Durante una conferencia de prensa, Lin Jian sostuvo que las declaraciones de Trump son “pura invención” y forman parte de “una campaña de difamación malintencionada”.
Además, remarcó que cualquier supuesto indicio o prueba presentada por Washington carece de fundamento.
El vocero chino fue más allá y cuestionó: “¿Quién es el que interviene con frecuencia en los asuntos internos de otros países? ¿Quién ha llevado a cabo durante mucho tiempo una vigilancia indiscriminada de gobiernos, empresas y ciudadanos de todo el mundo?”. Lin instó a Estados Unidos a hacer “autocrítica” y a dejar de “usar a China como tema de campaña electoral”.
El trasfondo de las denuncias de Trump
Las acusaciones de Trump se conocieron el jueves por la noche, cuando el exmandatario dedicó buena parte de su discurso a advertir sobre supuestas amenazas extranjeras.
Según Trump, información de inteligencia mostraba intentos de China de influir en los comicios de 2020, incluyendo la fabricación de documentos falsos para facilitar votos ilegales.

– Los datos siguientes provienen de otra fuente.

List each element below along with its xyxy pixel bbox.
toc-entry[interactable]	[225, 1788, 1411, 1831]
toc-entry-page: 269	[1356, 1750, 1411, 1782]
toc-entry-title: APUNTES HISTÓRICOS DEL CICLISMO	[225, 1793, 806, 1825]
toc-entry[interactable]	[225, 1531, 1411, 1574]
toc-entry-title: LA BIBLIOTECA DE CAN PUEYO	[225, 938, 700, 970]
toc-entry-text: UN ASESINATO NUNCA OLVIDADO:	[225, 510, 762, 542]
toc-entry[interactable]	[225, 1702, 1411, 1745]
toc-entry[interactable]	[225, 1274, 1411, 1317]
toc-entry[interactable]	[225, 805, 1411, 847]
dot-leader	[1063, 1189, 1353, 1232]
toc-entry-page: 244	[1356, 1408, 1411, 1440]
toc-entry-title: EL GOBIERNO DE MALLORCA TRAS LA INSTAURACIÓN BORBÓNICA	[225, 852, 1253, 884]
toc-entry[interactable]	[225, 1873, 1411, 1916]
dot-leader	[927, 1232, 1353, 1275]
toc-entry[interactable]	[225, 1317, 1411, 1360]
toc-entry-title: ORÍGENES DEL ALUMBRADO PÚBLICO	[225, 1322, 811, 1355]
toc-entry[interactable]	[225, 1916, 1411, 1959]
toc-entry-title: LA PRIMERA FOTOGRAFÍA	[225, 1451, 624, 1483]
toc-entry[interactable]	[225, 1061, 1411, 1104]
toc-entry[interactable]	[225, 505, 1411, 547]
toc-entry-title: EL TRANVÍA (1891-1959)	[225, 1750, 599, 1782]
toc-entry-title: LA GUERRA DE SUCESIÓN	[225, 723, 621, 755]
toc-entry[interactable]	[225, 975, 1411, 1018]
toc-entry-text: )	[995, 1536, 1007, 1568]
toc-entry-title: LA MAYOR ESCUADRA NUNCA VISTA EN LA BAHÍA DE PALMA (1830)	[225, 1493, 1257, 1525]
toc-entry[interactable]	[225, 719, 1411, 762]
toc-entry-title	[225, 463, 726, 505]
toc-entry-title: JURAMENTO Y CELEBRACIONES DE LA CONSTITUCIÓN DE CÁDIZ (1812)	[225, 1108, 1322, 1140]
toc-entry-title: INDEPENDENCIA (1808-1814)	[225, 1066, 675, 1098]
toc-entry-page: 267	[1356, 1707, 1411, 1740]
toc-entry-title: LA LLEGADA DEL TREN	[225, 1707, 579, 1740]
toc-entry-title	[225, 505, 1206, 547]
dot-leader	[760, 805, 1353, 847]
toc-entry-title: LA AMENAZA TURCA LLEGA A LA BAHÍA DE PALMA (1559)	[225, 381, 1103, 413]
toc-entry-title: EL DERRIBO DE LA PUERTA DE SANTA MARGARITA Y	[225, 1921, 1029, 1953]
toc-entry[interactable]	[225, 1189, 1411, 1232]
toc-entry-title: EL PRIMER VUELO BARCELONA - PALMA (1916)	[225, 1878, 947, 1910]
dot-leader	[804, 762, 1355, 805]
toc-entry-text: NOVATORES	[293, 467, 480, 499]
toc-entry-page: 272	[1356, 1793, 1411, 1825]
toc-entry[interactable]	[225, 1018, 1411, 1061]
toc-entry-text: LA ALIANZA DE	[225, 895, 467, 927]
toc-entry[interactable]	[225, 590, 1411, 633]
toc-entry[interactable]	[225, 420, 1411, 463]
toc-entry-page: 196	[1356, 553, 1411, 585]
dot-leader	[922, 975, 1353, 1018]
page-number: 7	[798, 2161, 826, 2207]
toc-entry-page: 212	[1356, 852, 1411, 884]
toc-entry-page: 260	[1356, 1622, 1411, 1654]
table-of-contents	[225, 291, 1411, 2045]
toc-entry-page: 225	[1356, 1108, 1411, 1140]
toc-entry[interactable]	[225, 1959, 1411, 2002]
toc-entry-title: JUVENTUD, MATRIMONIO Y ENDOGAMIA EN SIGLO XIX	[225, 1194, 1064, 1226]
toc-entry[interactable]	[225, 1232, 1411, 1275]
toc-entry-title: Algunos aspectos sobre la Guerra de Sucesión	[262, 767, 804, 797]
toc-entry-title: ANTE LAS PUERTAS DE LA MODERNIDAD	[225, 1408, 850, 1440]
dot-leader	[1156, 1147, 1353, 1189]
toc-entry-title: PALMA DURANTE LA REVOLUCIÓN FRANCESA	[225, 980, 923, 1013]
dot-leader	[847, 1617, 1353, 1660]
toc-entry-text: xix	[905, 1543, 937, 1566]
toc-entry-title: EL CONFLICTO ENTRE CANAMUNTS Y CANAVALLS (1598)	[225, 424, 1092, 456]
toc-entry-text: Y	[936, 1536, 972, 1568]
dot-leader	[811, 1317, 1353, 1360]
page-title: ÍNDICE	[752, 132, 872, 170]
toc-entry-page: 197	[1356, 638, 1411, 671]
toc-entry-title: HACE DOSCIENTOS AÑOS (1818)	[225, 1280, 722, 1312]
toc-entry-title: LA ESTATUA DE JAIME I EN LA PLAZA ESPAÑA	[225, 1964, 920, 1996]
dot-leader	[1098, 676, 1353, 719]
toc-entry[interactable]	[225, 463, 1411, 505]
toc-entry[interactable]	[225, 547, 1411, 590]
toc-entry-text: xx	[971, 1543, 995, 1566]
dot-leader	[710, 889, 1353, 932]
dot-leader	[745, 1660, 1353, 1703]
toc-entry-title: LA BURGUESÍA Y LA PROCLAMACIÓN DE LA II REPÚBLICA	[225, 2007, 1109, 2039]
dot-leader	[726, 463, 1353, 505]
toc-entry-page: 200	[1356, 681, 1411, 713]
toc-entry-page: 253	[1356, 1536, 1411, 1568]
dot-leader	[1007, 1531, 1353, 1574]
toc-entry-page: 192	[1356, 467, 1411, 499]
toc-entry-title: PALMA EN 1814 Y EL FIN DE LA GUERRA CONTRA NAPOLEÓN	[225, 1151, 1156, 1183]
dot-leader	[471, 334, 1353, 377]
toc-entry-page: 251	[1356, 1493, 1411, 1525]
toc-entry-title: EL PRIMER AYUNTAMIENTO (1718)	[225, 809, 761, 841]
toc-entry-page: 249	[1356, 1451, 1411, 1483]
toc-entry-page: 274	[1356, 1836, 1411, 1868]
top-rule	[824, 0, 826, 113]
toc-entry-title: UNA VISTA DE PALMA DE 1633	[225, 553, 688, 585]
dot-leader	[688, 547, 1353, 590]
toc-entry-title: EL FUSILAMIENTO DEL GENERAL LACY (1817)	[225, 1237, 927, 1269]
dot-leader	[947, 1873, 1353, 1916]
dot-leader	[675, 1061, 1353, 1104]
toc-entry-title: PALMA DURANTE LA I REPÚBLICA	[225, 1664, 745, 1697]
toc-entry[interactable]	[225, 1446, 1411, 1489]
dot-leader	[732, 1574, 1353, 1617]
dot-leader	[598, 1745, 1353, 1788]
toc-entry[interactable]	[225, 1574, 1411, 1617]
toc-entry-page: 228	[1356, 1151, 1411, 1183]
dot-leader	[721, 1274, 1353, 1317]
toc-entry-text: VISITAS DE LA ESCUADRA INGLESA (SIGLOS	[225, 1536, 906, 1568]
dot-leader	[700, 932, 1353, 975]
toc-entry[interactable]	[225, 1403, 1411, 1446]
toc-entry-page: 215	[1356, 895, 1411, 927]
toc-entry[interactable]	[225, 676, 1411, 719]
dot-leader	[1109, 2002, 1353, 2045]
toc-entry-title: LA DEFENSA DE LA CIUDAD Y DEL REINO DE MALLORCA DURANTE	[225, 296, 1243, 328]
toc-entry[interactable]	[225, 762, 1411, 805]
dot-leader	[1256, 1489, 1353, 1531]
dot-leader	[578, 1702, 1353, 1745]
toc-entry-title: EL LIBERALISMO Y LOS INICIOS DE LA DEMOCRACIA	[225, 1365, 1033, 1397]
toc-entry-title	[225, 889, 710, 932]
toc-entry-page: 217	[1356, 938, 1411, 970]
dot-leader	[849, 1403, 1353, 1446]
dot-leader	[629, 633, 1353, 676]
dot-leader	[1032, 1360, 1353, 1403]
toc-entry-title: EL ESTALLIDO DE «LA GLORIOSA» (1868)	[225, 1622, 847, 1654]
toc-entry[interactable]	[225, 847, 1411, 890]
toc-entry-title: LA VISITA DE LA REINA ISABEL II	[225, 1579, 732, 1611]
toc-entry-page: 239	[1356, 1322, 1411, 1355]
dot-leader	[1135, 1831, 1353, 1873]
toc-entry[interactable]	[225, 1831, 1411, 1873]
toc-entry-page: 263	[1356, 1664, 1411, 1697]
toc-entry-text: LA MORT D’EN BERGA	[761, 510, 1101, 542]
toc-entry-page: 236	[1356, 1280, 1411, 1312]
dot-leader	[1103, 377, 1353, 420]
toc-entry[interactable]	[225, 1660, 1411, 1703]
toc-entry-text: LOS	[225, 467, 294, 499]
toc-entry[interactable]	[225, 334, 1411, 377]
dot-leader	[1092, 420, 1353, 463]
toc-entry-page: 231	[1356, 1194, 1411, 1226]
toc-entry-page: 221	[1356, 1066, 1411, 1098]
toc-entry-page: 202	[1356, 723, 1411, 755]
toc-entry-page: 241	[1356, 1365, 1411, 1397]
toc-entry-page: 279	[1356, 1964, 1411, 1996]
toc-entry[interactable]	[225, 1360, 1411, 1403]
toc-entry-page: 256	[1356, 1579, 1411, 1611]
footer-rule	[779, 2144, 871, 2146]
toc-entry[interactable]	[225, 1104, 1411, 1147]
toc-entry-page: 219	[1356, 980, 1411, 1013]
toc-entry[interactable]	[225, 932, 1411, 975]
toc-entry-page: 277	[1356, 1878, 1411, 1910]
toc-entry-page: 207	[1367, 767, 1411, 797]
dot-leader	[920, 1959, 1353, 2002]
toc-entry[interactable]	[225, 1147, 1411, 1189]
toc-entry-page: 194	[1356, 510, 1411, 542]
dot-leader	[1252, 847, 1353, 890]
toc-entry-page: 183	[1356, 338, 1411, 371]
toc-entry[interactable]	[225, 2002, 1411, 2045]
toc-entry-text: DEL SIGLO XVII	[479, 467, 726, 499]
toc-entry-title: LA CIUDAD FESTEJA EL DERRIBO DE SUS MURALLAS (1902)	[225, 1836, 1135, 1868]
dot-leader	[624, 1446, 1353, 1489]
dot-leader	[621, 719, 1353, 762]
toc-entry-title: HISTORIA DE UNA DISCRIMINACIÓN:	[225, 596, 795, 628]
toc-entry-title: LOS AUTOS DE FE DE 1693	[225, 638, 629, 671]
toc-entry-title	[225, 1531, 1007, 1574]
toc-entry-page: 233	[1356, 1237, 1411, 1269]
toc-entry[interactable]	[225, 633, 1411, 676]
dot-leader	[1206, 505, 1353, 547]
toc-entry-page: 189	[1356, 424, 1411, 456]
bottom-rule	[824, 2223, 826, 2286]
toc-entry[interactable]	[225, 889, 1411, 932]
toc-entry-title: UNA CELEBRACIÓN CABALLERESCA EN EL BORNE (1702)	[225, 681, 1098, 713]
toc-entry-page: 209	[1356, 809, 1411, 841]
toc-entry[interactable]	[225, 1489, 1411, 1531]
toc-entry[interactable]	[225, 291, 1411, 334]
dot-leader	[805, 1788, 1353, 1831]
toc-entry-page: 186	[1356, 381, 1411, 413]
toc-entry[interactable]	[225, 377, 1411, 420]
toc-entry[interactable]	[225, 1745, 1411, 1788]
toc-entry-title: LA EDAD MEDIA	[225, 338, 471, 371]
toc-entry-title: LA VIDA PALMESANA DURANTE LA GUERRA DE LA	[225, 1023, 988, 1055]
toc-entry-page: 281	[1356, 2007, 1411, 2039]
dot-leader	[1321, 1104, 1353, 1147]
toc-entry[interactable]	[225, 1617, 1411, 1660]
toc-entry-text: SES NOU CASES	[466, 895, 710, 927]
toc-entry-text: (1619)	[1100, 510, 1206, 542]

Sin embargo, los documentos citados por la Casa Blanca describían acusaciones no verificadas y evaluaciones internas que ponían en duda la fiabilidad de algunas fuentes.
Además, años atrás, las agencias de seguridad estadounidenses habían descartado que actores extranjeros hubieran alterado los resultados electorales.
Trump también aprovechó para cuestionar la confiabilidad del sistema electoral, criticó el voto por correo y vinculó la inmigración irregular con la seguridad de los comicios. En ese contexto, presionó al Congreso para que apruebe una ley que restrinja el sufragio antes de las elecciones de medio término de noviembre.